Astron. Astrophys. 604, A40 (2017)

After 40 years of searching, astronomers have detected the gravity waves that propagate through the core and radiative zone of our nearest star: the g modes of the Sun. These waves have so far eluded firm detection because they do not extend to the surface layers of the Sun — they are evanescent — and their signatures have been occluded by noise and the pressure waves (p modes) that dominate those surface regions. However, by studying data collected over 16.5 years from the Global Oscillations at Low Frequencies (GOLF) instrument on board the Solar and Heliospheric Observatory (SOHO), Eric Fossat and collaborators have managed to statistically identify the contributions of the g and p modes to the very low frequency oscillations of the Sun’s surface. The measured g modes indicate that the core of the Sun is rotating roughly once per week (7.04 ± 0.10 d) — about four times faster than the Sun’s radiative envelope, which has a rotation period of ~25 d at the equator and ~35 d at the poles.

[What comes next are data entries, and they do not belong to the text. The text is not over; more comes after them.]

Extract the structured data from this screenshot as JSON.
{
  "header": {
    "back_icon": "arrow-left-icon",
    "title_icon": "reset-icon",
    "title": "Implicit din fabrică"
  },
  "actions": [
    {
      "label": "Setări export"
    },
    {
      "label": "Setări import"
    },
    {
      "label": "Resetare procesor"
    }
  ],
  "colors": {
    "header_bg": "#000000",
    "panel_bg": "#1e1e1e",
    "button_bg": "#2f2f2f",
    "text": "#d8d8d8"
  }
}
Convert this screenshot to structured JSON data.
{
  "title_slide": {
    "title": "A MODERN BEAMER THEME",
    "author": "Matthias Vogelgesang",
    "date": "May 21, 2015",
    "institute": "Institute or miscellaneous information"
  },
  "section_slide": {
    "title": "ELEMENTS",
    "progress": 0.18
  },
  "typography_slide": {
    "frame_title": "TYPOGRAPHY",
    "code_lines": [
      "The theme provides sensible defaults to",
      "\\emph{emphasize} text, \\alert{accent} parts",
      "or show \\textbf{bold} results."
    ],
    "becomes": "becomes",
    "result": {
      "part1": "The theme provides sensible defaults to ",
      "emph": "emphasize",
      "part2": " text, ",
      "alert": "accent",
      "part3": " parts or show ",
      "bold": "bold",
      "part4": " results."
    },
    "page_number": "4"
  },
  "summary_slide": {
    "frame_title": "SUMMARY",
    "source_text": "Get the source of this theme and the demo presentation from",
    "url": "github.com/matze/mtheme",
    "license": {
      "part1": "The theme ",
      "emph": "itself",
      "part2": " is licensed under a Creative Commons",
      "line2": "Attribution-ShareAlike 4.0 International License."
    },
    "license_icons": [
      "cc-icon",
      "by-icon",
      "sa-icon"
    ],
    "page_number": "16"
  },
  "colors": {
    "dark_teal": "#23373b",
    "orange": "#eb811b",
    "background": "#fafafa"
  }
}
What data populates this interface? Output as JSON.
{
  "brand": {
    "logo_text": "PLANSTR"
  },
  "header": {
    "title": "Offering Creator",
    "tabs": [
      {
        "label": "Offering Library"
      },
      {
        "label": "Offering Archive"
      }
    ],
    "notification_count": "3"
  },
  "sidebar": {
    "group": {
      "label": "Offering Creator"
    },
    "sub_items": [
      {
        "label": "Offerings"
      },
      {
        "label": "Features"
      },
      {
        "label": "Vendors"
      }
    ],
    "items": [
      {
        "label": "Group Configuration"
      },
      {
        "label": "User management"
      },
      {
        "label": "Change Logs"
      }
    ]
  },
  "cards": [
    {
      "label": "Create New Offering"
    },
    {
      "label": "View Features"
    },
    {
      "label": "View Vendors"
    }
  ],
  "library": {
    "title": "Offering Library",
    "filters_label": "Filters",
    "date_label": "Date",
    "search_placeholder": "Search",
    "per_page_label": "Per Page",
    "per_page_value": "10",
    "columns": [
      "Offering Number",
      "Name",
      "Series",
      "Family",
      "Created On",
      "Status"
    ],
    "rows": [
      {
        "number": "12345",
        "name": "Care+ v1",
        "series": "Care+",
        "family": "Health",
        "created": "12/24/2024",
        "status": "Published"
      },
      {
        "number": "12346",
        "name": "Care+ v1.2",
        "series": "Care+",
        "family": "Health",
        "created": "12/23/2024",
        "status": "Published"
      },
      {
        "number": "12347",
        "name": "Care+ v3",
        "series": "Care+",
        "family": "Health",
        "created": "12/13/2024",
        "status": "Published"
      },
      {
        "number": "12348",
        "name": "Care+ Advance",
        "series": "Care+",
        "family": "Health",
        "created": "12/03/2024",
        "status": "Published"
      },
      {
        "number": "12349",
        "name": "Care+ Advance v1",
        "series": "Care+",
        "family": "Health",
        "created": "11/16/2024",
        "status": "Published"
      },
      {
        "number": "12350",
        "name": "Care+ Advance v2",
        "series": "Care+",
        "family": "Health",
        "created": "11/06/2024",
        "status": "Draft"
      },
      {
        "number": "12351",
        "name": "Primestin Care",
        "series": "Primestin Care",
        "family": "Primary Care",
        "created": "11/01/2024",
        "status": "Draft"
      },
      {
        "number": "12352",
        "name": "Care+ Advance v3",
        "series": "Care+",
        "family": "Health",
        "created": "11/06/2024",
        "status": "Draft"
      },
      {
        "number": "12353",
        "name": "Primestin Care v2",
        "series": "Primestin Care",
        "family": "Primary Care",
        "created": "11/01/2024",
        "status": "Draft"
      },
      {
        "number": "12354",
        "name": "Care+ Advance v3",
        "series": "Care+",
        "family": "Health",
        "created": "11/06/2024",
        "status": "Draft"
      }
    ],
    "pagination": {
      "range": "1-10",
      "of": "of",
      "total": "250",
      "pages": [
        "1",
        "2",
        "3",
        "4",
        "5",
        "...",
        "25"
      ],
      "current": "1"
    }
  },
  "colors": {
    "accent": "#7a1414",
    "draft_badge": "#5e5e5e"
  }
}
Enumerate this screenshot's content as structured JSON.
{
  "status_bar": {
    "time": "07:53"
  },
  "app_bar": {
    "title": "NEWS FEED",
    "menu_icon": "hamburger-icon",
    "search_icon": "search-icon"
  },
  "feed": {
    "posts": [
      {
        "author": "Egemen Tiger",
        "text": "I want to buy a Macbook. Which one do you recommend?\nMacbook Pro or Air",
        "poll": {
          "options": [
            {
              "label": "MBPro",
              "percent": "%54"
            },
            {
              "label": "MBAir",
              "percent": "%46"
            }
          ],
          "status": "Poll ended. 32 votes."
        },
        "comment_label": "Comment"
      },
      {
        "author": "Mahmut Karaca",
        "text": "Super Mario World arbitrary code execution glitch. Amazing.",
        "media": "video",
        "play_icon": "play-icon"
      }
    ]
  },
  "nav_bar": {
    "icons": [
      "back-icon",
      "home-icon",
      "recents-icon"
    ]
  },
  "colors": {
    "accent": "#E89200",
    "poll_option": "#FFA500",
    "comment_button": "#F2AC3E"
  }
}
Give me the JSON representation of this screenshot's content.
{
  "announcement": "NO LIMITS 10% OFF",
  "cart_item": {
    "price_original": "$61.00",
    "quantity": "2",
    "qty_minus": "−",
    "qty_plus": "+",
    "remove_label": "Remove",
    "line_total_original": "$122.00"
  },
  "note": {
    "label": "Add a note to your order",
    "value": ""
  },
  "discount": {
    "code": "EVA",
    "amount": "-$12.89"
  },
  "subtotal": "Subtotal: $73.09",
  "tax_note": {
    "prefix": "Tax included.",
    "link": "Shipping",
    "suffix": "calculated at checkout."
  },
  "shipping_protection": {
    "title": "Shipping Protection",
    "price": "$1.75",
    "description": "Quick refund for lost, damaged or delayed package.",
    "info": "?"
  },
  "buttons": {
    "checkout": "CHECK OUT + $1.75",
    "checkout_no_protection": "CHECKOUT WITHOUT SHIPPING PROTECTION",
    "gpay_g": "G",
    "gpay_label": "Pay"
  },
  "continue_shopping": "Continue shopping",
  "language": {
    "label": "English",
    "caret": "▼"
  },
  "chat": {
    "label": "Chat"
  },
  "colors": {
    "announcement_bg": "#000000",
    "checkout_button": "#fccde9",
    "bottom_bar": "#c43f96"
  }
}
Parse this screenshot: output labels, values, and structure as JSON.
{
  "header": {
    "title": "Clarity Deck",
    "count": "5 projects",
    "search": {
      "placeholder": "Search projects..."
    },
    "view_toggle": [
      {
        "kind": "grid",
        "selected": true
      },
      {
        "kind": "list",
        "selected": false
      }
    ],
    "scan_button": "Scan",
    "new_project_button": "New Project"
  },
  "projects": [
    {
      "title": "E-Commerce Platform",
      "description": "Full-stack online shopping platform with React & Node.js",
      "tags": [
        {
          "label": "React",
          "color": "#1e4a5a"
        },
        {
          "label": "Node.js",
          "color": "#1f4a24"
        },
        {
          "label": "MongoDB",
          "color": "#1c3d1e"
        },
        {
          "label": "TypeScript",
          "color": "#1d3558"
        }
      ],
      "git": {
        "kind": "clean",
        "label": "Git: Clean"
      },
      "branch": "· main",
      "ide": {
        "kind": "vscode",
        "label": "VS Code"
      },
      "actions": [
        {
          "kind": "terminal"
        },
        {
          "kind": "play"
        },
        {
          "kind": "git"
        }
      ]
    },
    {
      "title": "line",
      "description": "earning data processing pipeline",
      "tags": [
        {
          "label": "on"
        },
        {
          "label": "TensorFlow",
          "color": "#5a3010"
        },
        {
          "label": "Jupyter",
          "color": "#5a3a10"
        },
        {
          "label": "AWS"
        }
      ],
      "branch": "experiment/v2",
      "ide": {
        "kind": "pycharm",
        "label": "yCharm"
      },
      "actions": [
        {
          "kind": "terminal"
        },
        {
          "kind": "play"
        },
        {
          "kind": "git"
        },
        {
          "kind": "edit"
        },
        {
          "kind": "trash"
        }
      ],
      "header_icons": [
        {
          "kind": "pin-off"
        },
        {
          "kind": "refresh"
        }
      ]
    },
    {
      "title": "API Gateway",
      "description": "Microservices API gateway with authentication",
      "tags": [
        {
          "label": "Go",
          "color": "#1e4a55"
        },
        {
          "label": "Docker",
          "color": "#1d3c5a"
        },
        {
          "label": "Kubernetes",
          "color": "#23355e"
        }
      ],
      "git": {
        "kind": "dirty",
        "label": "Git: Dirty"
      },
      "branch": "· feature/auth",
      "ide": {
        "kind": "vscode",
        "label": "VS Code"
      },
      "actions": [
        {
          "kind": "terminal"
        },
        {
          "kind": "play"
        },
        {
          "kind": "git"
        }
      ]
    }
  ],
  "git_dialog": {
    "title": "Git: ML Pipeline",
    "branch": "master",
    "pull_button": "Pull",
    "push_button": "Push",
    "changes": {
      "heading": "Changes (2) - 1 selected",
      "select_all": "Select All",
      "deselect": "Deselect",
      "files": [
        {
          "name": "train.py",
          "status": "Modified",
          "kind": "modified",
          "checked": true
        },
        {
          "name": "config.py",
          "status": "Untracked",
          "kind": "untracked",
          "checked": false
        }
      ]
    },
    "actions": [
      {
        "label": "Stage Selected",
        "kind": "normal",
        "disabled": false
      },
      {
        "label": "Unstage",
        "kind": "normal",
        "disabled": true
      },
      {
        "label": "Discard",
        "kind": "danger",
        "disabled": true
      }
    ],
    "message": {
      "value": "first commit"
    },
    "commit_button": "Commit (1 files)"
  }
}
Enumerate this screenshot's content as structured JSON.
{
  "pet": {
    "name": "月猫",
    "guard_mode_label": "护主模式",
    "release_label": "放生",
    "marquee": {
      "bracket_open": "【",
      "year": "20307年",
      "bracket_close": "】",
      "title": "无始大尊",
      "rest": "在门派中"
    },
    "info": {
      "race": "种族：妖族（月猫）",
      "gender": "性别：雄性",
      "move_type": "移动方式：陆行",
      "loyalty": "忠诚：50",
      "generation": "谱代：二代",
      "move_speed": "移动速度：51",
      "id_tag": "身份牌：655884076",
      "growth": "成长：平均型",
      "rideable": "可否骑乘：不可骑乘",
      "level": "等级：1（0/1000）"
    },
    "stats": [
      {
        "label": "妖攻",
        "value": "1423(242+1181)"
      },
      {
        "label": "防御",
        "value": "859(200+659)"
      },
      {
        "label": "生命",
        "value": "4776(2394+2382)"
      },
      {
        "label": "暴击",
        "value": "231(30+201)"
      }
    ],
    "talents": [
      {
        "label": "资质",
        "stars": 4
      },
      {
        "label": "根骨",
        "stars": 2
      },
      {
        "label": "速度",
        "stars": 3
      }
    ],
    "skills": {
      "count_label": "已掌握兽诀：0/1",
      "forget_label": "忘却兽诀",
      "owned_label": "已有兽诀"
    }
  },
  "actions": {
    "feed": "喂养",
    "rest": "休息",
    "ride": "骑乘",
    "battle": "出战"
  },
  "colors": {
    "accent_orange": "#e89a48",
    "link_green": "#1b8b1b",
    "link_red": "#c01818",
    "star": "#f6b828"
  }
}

To achieve this g mode measurement, the authors plotted an echelle diagram: the frequency separation between even and odd pairs of p modes (the so-called semi-large separation, which is proportional to the mean density of the Sun) as a function of frequency. By taking the most linear parts of this diagram, which are sensitive to the deepest material, they were able to identify a frequency regime (2.32–3.74 mHz) reasonably free from surface effects. Stacking ~35,000 power spectra in this frequency range, they computed the round-trip travel time of a pressure wave through the solar centre (4 h 7 m), and inferred that modulations of this p mode value are the signature of the g modes shaking the Sun at its core.